A topic microsite is a website or a section of one that features a company’s expertise on a particular issue. It is a much more effective way to disseminate a message or a point of view on a complex matter than a white paper or one-off article. That’s because there are many components that you can include to create engagement and participation, and to generate return traffic, that can’t be included in other media.
Components of a topic microsite
In the last post I listed some of the elements that can feature on a topic microsite including blogs, animated graphics and videos. And I showed how some existing microsites vary widely in the components they include. I don’t think any one of those sites has the right combination of components to maximize traffic and engagement, so in this post, I am going to explain which elements are essential.
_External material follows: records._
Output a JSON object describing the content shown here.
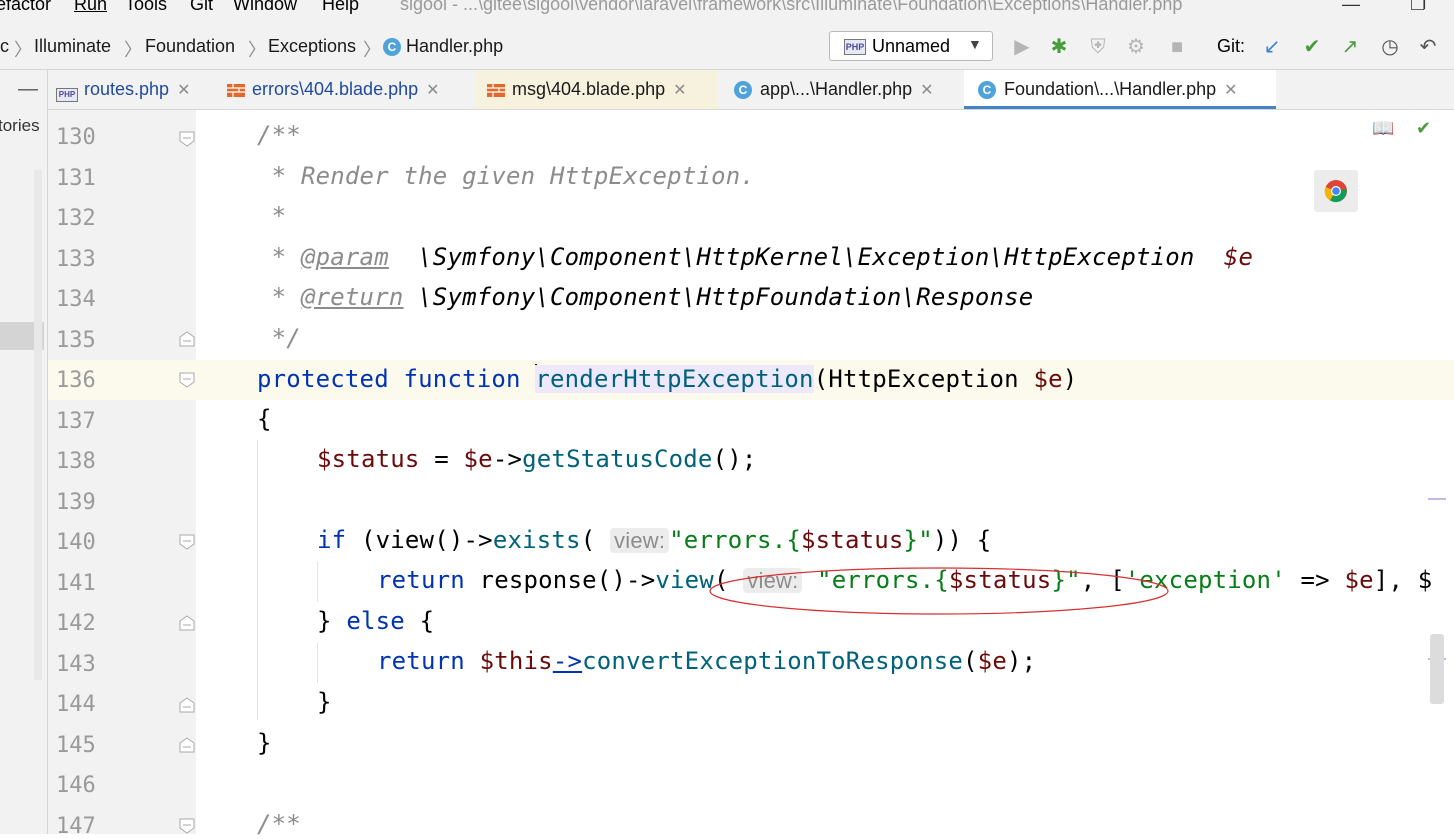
{
  "menu": {
    "items": [
      "efactor",
      "Run",
      "Tools",
      "Git",
      "Window",
      "Help"
    ],
    "title": "sigool - ...\\gitee\\sigool\\vendor\\laravel\\framework\\src\\Illuminate\\Foundation\\Exceptions\\Handler.php"
  },
  "breadcrumb": {
    "items": [
      "c",
      "Illuminate",
      "Foundation",
      "Exceptions",
      "Handler.php"
    ]
  },
  "run_config": {
    "label": "Unnamed"
  },
  "git": {
    "label": "Git:"
  },
  "tabs": [
    {
      "label": "routes.php"
    },
    {
      "label": "errors\\404.blade.php"
    },
    {
      "label": "msg\\404.blade.php"
    },
    {
      "label": "app\\...\\Handler.php"
    },
    {
      "label": "Foundation\\...\\Handler.php"
    }
  ],
  "side_label": "tories",
  "line_numbers": [
    "130",
    "131",
    "132",
    "133",
    "134",
    "135",
    "136",
    "137",
    "138",
    "139",
    "140",
    "141",
    "142",
    "143",
    "144",
    "145",
    "146",
    "147"
  ],
  "code": {
    "l130": "/**",
    "l131": " * Render the given HttpException.",
    "l132": " *",
    "l133_pre": " * ",
    "l133_tag": "@param",
    "l133_type": "  \\Symfony\\Component\\HttpKernel\\Exception\\HttpException  ",
    "l133_var": "$e",
    "l134_pre": " * ",
    "l134_tag": "@return",
    "l134_type": " \\Symfony\\Component\\HttpFoundation\\Response",
    "l135": " */",
    "l136_kw": "protected function ",
    "l136_fn": "renderHttpException",
    "l136_rest1": "(HttpException ",
    "l136_var": "$e",
    "l136_rest2": ")",
    "l137": "{",
    "l138_var1": "$status",
    "l138_mid": " = ",
    "l138_var2": "$e",
    "l138_arrow": "->",
    "l138_fn": "getStatusCode",
    "l138_end": "();",
    "l140_kw": "if",
    "l140_a": " (view()->",
    "l140_fn": "exists",
    "l140_b": "( ",
    "l140_hint": "view:",
    "l140_str1": "\"errors.{",
    "l140_var": "$status",
    "l140_str2": "}\"",
    "l140_end": ")) {",
    "l141_kw": "return",
    "l141_a": " response()->",
    "l141_fn": "view",
    "l141_b": "( ",
    "l141_hint": "view:",
    "l141_str1": " \"errors.{",
    "l141_var": "$status",
    "l141_str2": "}\"",
    "l141_c": ", [",
    "l141_str3": "'exception'",
    "l141_d": " => ",
    "l141_var2": "$e",
    "l141_e": "], $",
    "l142_a": "} ",
    "l142_kw": "else",
    "l142_b": " {",
    "l143_kw": "return",
    "l143_sp": " ",
    "l143_var": "$this",
    "l143_arrow": "->",
    "l143_fn": "convertExceptionToResponse",
    "l143_a": "(",
    "l143_var2": "$e",
    "l143_b": ");",
    "l144": "}",
    "l145": "}",
    "l147": "/**"
  }
}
They fall into 4 categories:
- In-Depth Point of View
- Topical Narrative
- Audience Participation
A microsite designed to show off a company’s expertise on an issue shouldn’t just be a collection of articles — that’s a newspaper or a special interest site. It should feature a company’s point of view on how to address a complex issue and therefore must feature in-depth article(s). If there is more than one, they must align around a consistent approach — even though that may evolve over time. And new content must be added regularly to keep the audience interested and coming back.
There has to be a topical narrative to keep people’s attention from day to day or week to week. That means at least one blog. Apart from keeping the site exciting, it also disciplines the authors to keep on exploring and developing the topic in new ways every week.
The site must feature news. It’s easy to aggregate news articles and blog posts from other sites. People who are following the space then don’t need to go anywhere else to find out what is happening, helping to make the site the go-to destination on the issue.
Finally, a microsite needs audience participation. Starting of course with the facility to comment on the blog(s) and articles, but potentially also including polls, surveys and forums.
Those are the key elements. Interactive graphics, videos and so on all help make a site more interesting, but they are optional. The four above are essential. If you look at the sites we reviewed in the last post, none of them has all four elements. Microsites are a great way to drive traffic and engagement with current and prospective customers, but they must have all four parts to be effective.